Many business-owners in Poland have been waiting for a good moment to sell their businesses and now it seems that this moment has come. The Polish owners want to capitalize on the years of hard work that have gone into building up their businesses throughout the last 30 years. Poland has been constantly progressing ever since the fall of the communist regime in 1989. The country has successfully managed to catch up with other competitive countries in the EU. There is no doubt about it - Poland is an economic success story. Many Polish small and medium enterprises have grown significantly during the last 30 year and now they decide to sell their businesses.

There are many ways of managing a sale process. The most common approach is signing the letter of intent, carrying out the due diligence analysis and signing the sale and purchase agreement (SPA).

Typically, the SPA will be governed by the Polish law because it refers to the transfer of legal title to the Polish shares and it needs to comply with the Polish law requirements. There will be different set of formal requirements when we deal with the shares of the joint stock company and different set of formal requirements when we deal with the shares of a private limited company. In both cases, the Polish lawyers should be involved to make sure that the purchase has been done successfully.

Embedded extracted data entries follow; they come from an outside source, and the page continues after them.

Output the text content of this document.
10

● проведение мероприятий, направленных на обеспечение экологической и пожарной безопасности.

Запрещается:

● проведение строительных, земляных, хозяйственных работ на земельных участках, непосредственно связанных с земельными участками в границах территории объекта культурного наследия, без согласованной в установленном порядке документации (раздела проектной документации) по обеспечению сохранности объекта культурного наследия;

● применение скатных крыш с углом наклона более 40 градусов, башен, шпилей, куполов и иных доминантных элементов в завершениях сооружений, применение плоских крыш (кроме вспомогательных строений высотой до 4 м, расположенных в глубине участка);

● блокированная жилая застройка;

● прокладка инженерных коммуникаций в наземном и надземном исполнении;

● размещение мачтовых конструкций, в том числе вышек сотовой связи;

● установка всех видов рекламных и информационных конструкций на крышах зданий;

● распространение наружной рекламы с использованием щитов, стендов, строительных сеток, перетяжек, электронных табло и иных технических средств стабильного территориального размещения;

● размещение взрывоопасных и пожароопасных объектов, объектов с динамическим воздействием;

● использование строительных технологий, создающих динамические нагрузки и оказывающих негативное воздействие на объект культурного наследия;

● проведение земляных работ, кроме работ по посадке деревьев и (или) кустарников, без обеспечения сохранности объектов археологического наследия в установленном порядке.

The SPA should set out the definitive terms of the purchase and should include all the protections sought by the buyer to safeguard its investment. The SPA will include the following:
    • A. The price and all payment terms – where the deal includes an earn-out element, the SPA will also include the formula for arriving at earn-out payment – usually a multiple based on average profits over three to five year period. The definition of profits for these purposes will usually be very detailed and will include numerous adjustments to the reported figures in the statutory accounts. 
    • B. Any price adjustment mechanisms agreed – buyers typically require the business to be left with sufficient working capital in order to be self-funding when they take the business over. As the level of working capital will fluctuate on a daily basis, it is quite common for the SPA to provide for accounts to be drawn up after completion based on the position as at the completion date (known as completion accounts) and for the price to be adjusted retrospectively, depending on whether the working capital shown in the completions accounts is above or below a pre-agreed target figure. 

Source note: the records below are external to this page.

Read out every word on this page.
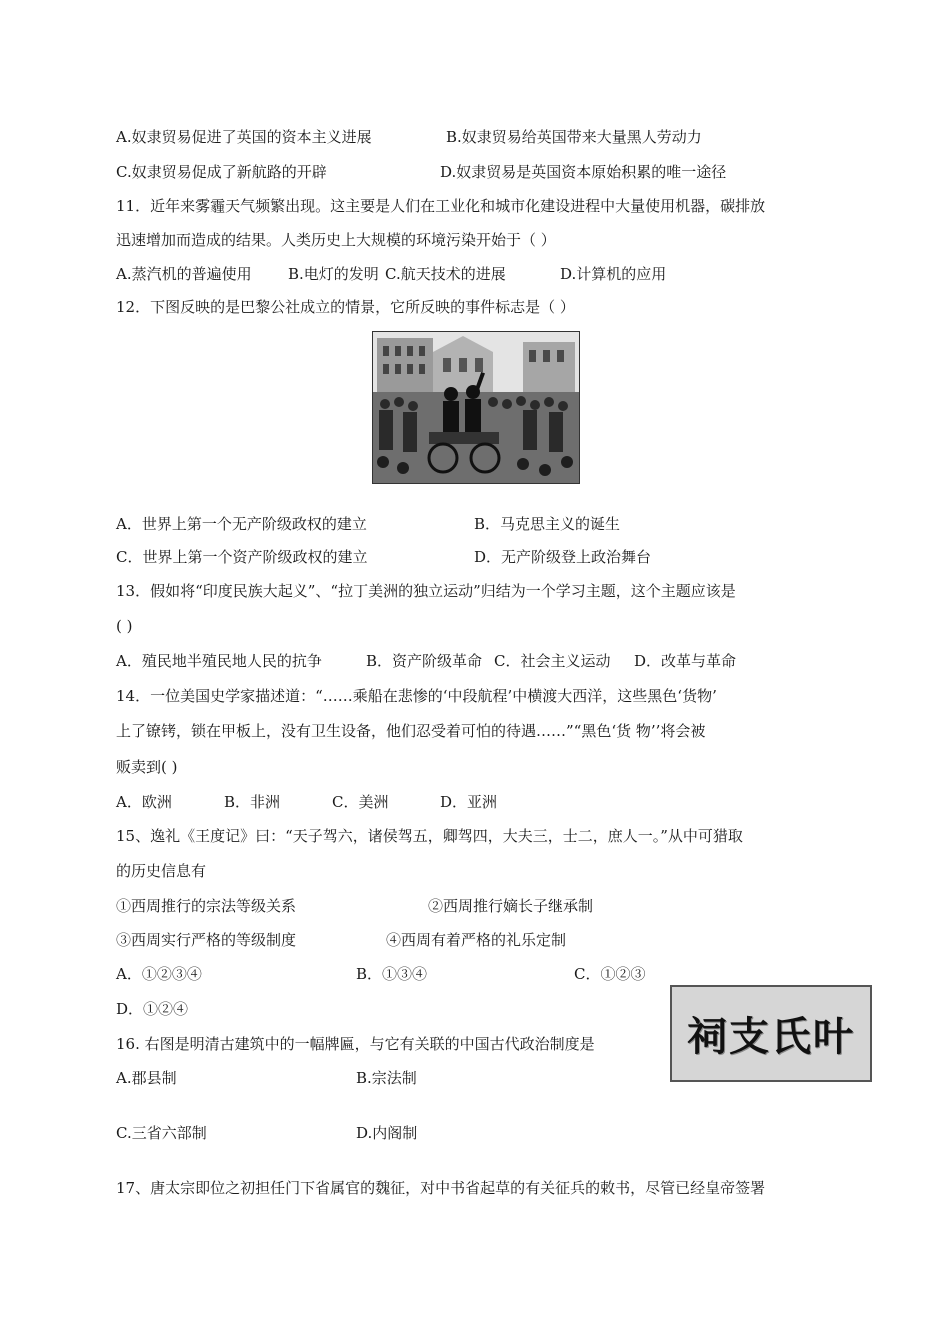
A.奴隶贸易促进了英国的资本主义进展	B.奴隶贸易给英国带来大量黑人劳动力
C.奴隶贸易促成了新航路的开辟	D.奴隶贸易是英国资本原始积累的唯一途径
11．近年来雾霾天气频繁出现。这主要是人们在工业化和城市化建设进程中大量使用机器，碳排放
迅速增加而造成的结果。人类历史上大规模的环境污染开始于（ ）
A.蒸汽机的普遍使用 B.电灯的发明 C.航天技术的进展	D.计算机的应用
12．下图反映的是巴黎公社成立的情景，它所反映的事件标志是（ ）
A．世界上第一个无产阶级政权的建立	B．马克思主义的诞生
C．世界上第一个资产阶级政权的建立	D．无产阶级登上政治舞台
13．假如将“印度民族大起义”、“拉丁美洲的独立运动”归结为一个学习主题，这个主题应该是
( )
A．殖民地半殖民地人民的抗争	B．资产阶级革命 C．社会主义运动 D．改革与革命
14．一位美国史学家描述道：“……乘船在悲惨的‘中段航程’中横渡大西洋，这些黑色‘货物’
上了镣铐，锁在甲板上，没有卫生设备，他们忍受着可怕的待遇……”“黑色‘货 物’’将会被
贩卖到( )
A．欧洲	B．非洲	C．美洲	D．亚洲
15、逸礼《王度记》曰：“天子驾六，诸侯驾五，卿驾四，大夫三，士二，庶人一。”从中可猎取
的历史信息有
①西周推行的宗法等级关系	②西周推行嫡长子继承制
③西周实行严格的等级制度	④西周有着严格的礼乐定制
A．①②③④	B．①③④	C．①②③
D．①②④
祠支氏叶
16. 右图是明清古建筑中的一幅牌匾，与它有关联的中国古代政治制度是
A.郡县制	B.宗法制
C.三省六部制	D.内阁制
17、唐太宗即位之初担任门下省属官的魏征，对中书省起草的有关征兵的敕书，尽管已经皇帝签署
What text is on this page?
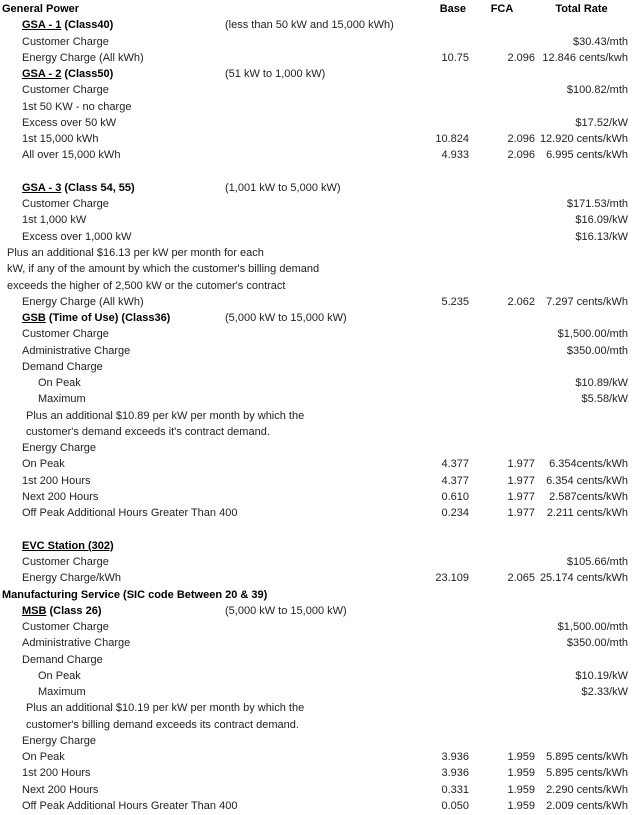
General Power	Base	FCA	Total Rate
GSA - 1 (Class40)	(less than 50 kW and 15,000 kWh)
Customer Charge	$30.43/mth
Energy Charge (All kWh)	10.75	2.096 12.846 cents/kwh
GSA - 2 (Class50)	(51 kW to 1,000 kW)
Customer Charge	$100.82/mth
1st 50 KW - no charge
Excess over 50 kW	$17.52/kW
1st 15,000 kWh	10.824	2.096 12.920 cents/kWh
All over 15,000 kWh	4.933	2.096	6.995 cents/kWh
GSA - 3 (Class 54, 55)	(1,001 kW to 5,000 kW)
Customer Charge	$171.53/mth
1st 1,000 kW	$16.09/kW
Excess over 1,000 kW	$16.13/kW
Plus an additional $16.13 per kW per month for each
kW, if any of the amount by which the customer's billing demand
exceeds the higher of 2,500 kW or the cutomer's contract
Energy Charge (All kWh)	5.235	2.062	7.297 cents/kWh
GSB (Time of Use) (Class36)	(5,000 kW to 15,000 kW)
Customer Charge	$1,500.00/mth
Administrative Charge	$350.00/mth
Demand Charge
On Peak	$10.89/kW
Maximum	$5.58/kW
Plus an additional $10.89 per kW per month by which the
customer's demand exceeds it's contract demand.
Energy Charge
On Peak	4.377	1.977	6.354cents/kWh
1st 200 Hours	4.377	1.977	6.354 cents/kWh
Next 200 Hours	0.610	1.977	2.587cents/kWh
Off Peak Additional Hours Greater Than 400	0.234	1.977	2.211 cents/kWh
EVC Station (302)
Customer Charge	$105.66/mth
Energy Charge/kWh	23.109	2.065 25.174 cents/kWh
Manufacturing Service (SIC code Between 20 & 39)
MSB (Class 26)	(5,000 kW to 15,000 kW)
Customer Charge	$1,500.00/mth
Administrative Charge	$350.00/mth
Demand Charge
On Peak	$10.19/kW
Maximum	$2.33/kW
Plus an additional $10.19 per kW per month by which the
customer's billing demand exceeds its contract demand.
Energy Charge
On Peak	3.936	1.959	5.895 cents/kWh
1st 200 Hours	3.936	1.959	5.895 cents/kWh
Next 200 Hours	0.331	1.959	2.290 cents/kWh
Off Peak Additional Hours Greater Than 400	0.050	1.959	2.009 cents/kWh
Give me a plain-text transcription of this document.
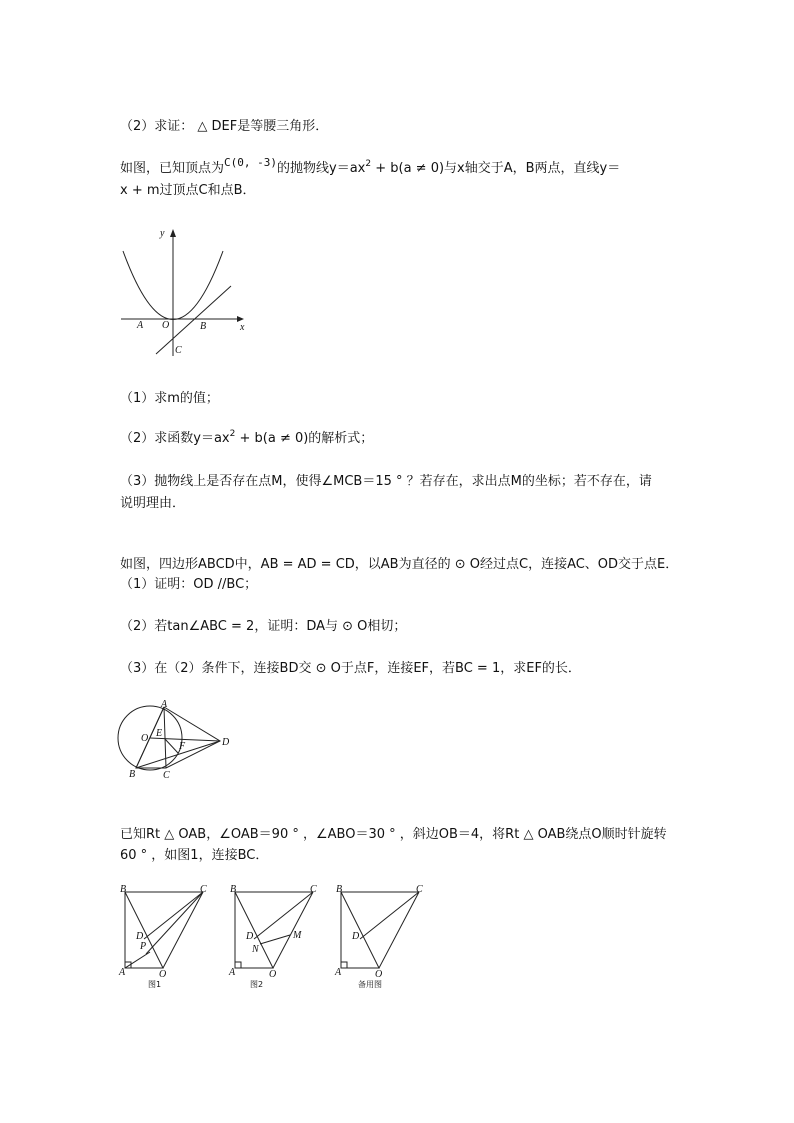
（2）求证： △ DEF是等腰三角形．
如图，已知顶点为$^{C(0, -3)}$的抛物线$y=ax^2 + b(a \ne 0)$与x轴交于A，B两点，直线y＝
x + m过顶点C和点B．
y
x
A O	B
C
（1）求m的值；
（2）求函数$y=ax^2 + b(a \ne 0)$的解析式；
（3）抛物线上是否存在点M，使得∠MCB＝15 ° ？若存在，求出点M的坐标；若不存在，请
说明理由．
如图，四边形ABCD中，AB = AD = CD，以AB为直径的 ⊙ O经过点C，连接AC、OD交于点E．
（1）证明：OD //BC；
（2）若tan∠ABC = 2，证明：DA与 ⊙ O相切；
（3）在（2）条件下，连接BD交 ⊙ O于点F，连接EF，若BC = 1，求EF的长．
A
O E
F	D
B	C
已知Rt △ OAB，∠OAB＝90 ° ，∠ABO＝30 ° ，斜边OB＝4，将Rt △ OAB绕点O顺时针旋转
60 ° ，如图1，连接BC．
B	C
D
P
A	O
图1
B	C
D	M
N
A	O
图2
B	C
D
A	O
备用图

    • C. Warranties and indemnities – warranties are a series of statements by the sellers about the condition of the business at the date of sale. If these turn out to be untrue, the buyer has a means of redress by way of a claim for breach of warranty. These will cover everything from the accuracy of the accounts used by the buyer to value the business to the absence of disputes with staff and relationships with customers. 
    • Because the warranties are, so extensive it is often the case that they will not be all true. This does not mean that the warranties cannot be given, just that the seller must make disclosures, so that the buyer is aware of the true position before completion. Before the SPA is signed, the seller should prepare a list of all the areas where the warranties do not accurately describe the business in a letter known as the disclosure letter. This is delivered to the buyer on signing of the SPA. To the extent of the disclosures, the buyer will not be able to claim breach of warranty. The more comprehensive the disclosures are, the less risk there will be of the buyer making a warranty claim after the deal has been completed.

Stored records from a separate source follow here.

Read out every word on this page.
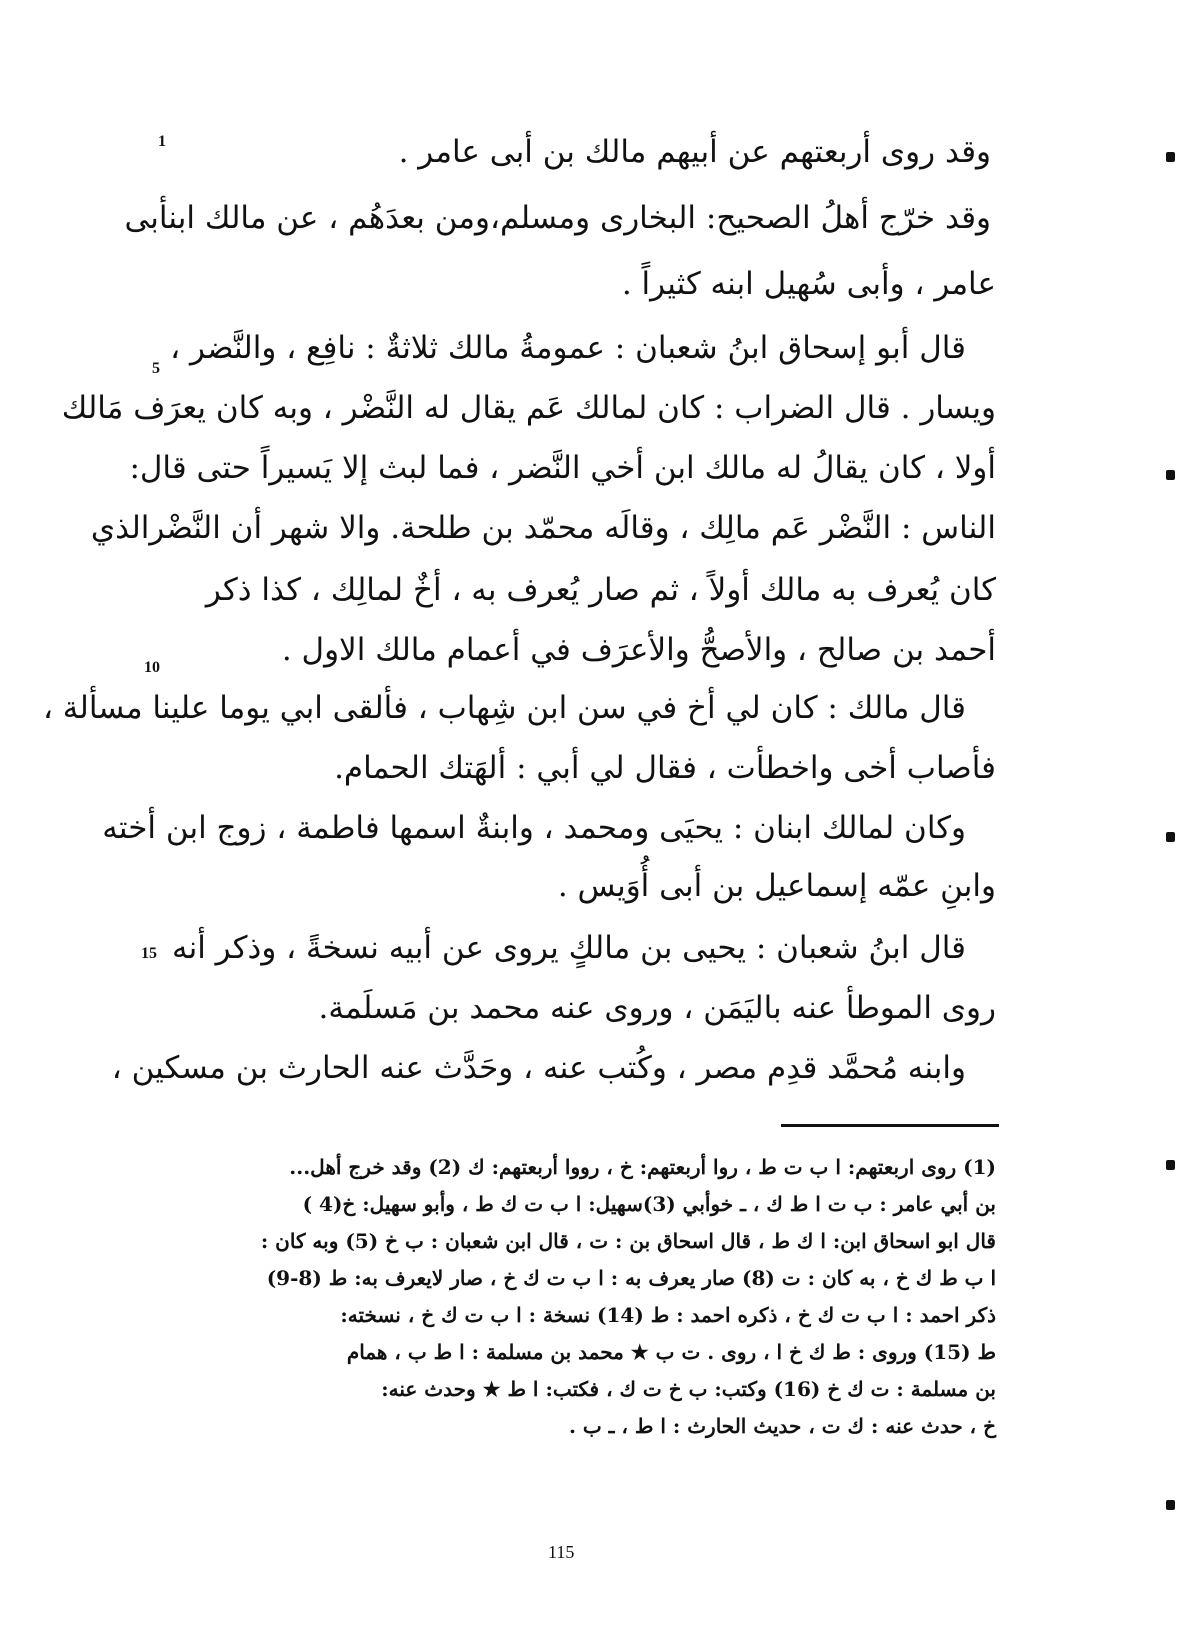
1
5
10
15
وقد روى أربعتهم عن أبيهم مالك بن أبى عامر .
وقد خرّج أهلُ الصحيح: البخارى ومسلم،ومن بعدَهُم ، عن مالك ابنأبى
عامر ، وأبى سُهيل ابنه كثيراً .
قال أبو إسحاق ابنُ شعبان : عمومةُ مالك ثلاثةٌ : نافِع ، والنَّضر ،
ويسار . قال الضراب : كان لمالك عَم يقال له النَّضْر ، وبه كان يعرَف مَالك
أولا ، كان يقالُ له مالك ابن أخي النَّضر ، فما لبث إلا يَسيراً حتى قال:
الناس : النَّضْر عَم مالِك ، وقالَه محمّد بن طلحة. والا شهر أن النَّضْرالذي
كان يُعرف به مالك أولاً ، ثم صار يُعرف به ، أخٌ لمالِك ، كذا ذكر
أحمد بن صالح ، والأصحُّ والأعرَف في أعمام مالك الاول .
قال مالك : كان لي أخ في سن ابن شِهاب ، فألقى ابي يوما علينا مسألة ،
فأصاب أخى واخطأت ، فقال لي أبي : ألهَتك الحمام.
وكان لمالك ابنان : يحيَى ومحمد ، وابنةٌ اسمها فاطمة ، زوج ابن أخته
وابنِ عمّه إسماعيل بن أبى أُوَيس .
قال ابنُ شعبان : يحيى بن مالكٍ يروى عن أبيه نسخةً ، وذكر أنه
روى الموطأ عنه باليَمَن ، وروى عنه محمد بن مَسلَمة.
وابنه مُحمَّد قدِم مصر ، وكُتب عنه ، وحَدَّث عنه الحارث بن مسكين ،
(1) روى اربعتهم: ا ب ت ط ، روا أربعتهم: خ ، رووا أربعتهم: ك (2) وقد خرج أهل...
بن أبي عامر : ب ت ا ط ك ، ـ خوأبي (3)سهيل: ا ب ت ك ط ، وأبو سهيل: خ(4 )
قال ابو اسحاق ابن: ا ك ط ، قال اسحاق بن : ت ، قال ابن شعبان : ب خ (5) وبه كان :
ا ب ط ك خ ، به كان : ت (8) صار يعرف به : ا ب ت ك خ ، صار لايعرف به: ط (8-9)
ذكر احمد : ا ب ت ك خ ، ذكره احمد : ط (14) نسخة : ا ب ت ك خ ، نسخته:
ط (15) وروى : ط ك خ ا ، روى . ت ب ★ محمد بن مسلمة : ا ط ب ، همام
بن مسلمة : ت ك خ (16) وكتب: ب خ ت ك ، فكتب: ا ط ★ وحدث عنه:
خ ، حدث عنه : ك ت ، حديث الحارث : ا ط ، ـ ب .
115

    • An indemnity is an undertaking by the seller that it will meet a specific potential liability which has been identified by the buyer and which the buyer is particularly concerned about.
    • A buyer and sellers may wish to add other deal documents such as loan notes or shareholders’ agreement if the sale is proceeding by way of a partial sale so that for a period of time both the sellers and the buyer will be shareholders in the company.
  • The SPA should be governed by the Polish law. It is recommended that the parties agree the arbitration clause to be contained in the SPA. It is better for both parties to use arbitration as the preferred dispute resolution method because the state courts in Poland are not familiar with M&A process.